In all likelihood, the drop was purely technical, a response to a lack of bullish momentum that allowed short-sellers to get on top of the price. While these moves seem dramatic in the moment, they’re driven primarily by cryptocurrency’s hypercharged derivatives market, which account for somewhere between 10 and 18 times the volume of the traditional buy-and-sell exchanges. It’s sentiment-driven trading on steroids: traders scrying charts for clues as to the market direction and then shorting or longing accordingly.

100x or bust

Yet this also explains why the resultant correction upwards has been so savage. Every time bitcoin dropped over the last few months, traders opened new shorts. As they became more confident, the shorts become larger and more leveraged. When President Xi did his thing on Friday, the price started rising organically, which liquidated a bunch of shorts, which pushed the price up, which liquidated more shorts and on and on until half the downtrend had been eliminated in one fell swoop.

While there’s still plenty to come out in the wash, here’s what we do know:

  • Like it was in 2016 and 2017, China remains the most important story in crypto, but this time they’re embracing blockchain rather than rejecting it.
  • The emphasis is on blockchain, not just bitcoin – China-facing coins could be well-placed for a surge.
  • Shorters have been decimated and the conditions for a new bullish market have been set. Fingers crossed for a strong finish to the year.
  • The old adage has never been truer: time in the market beats timing the market. So buy, HODL and treat yourself to a margarita.

Ask CoinJar

Margin trading sounds fun! How does it work? Should I do it?

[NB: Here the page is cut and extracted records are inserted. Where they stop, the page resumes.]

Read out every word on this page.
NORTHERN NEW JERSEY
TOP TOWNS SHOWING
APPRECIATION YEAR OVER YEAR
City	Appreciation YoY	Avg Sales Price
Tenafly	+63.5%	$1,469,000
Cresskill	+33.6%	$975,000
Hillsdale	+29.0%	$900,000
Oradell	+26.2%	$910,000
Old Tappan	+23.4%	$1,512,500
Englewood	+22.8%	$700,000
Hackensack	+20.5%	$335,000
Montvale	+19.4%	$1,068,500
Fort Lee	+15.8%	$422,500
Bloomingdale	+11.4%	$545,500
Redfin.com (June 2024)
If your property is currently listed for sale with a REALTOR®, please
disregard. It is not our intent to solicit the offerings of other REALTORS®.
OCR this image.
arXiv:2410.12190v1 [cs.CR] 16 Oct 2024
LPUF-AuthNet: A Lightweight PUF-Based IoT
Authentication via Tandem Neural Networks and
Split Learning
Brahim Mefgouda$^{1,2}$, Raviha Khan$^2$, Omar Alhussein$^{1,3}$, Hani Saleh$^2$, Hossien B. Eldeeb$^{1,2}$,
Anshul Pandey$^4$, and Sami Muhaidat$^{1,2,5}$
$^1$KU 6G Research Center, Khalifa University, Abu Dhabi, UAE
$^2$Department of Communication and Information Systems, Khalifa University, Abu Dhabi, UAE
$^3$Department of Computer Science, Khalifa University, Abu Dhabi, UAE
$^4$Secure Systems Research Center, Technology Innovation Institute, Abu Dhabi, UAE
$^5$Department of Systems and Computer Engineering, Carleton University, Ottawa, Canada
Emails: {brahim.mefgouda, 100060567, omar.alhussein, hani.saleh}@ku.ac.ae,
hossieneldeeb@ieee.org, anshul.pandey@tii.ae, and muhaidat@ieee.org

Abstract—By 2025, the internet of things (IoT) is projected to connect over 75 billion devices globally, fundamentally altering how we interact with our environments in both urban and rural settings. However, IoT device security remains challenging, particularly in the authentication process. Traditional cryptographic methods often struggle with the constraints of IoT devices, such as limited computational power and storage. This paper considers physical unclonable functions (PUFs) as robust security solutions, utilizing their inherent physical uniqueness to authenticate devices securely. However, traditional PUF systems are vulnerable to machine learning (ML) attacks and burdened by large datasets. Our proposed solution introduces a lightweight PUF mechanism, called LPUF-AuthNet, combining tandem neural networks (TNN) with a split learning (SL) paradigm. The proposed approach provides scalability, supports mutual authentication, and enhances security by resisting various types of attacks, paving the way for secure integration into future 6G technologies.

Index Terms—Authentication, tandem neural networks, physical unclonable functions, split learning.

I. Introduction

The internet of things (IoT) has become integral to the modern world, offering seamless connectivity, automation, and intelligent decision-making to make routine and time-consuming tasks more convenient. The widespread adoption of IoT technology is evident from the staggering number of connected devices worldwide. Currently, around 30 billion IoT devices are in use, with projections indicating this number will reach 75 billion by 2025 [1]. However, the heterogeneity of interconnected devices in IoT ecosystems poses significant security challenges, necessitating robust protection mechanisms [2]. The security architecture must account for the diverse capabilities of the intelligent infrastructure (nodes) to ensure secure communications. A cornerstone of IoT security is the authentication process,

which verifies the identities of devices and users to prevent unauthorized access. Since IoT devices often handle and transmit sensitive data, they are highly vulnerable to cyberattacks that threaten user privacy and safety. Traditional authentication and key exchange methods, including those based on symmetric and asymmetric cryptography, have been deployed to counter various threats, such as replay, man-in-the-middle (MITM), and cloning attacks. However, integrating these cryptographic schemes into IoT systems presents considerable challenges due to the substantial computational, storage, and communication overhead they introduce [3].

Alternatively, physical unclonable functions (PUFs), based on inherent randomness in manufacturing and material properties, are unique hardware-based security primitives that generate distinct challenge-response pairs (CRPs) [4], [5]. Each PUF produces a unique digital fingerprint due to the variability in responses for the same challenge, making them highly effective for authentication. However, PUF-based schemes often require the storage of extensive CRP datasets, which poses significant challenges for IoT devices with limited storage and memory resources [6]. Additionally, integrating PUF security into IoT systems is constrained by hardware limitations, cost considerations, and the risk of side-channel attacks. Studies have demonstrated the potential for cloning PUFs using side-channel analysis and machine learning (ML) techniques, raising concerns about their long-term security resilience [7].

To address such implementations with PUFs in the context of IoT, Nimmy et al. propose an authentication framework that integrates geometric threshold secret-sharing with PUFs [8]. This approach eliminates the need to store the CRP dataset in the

To quote Reverend Lovejoy: short answer yes with an “if”, long answer no with a “but”.

Margin trading works by allowing you to bet on whether the price of bitcoin (or any other asset) is going to go up or down. At a basic level, this isn’t so different from regular trading, but there are two key differences: you’re never trading actual, physical bitcoin, only using it as collateral; and you can leverage that bitcoin by a factor of 5, 10 or even 100, meaning that if you bet right your gains are multiplied five-, ten- or even one hundred-fold.

When you “long” bitcoin – that is, you bet that the price is going to go up – you decide how much to wager on the bet and how much leverage you want to use. Based on this, you’re assigned a liquidation price: the price at which your entire position will be automatically sold on market to cover your losses. The higher your leverage, the closer to the starting price that liquidation level will be. Choose 100x and your margin for error is almost zero.

If this all sounds a lot like gambling, that’s because it is. Margin trading is not for the faint-hearted and requires a tremendous amount of education, diligence and attention to avoid being pulverised. And while the rewards can be great, always keep this at the back of your mind: research has shown around 99% of day traders lose money. Are you good enough to be in that 1%?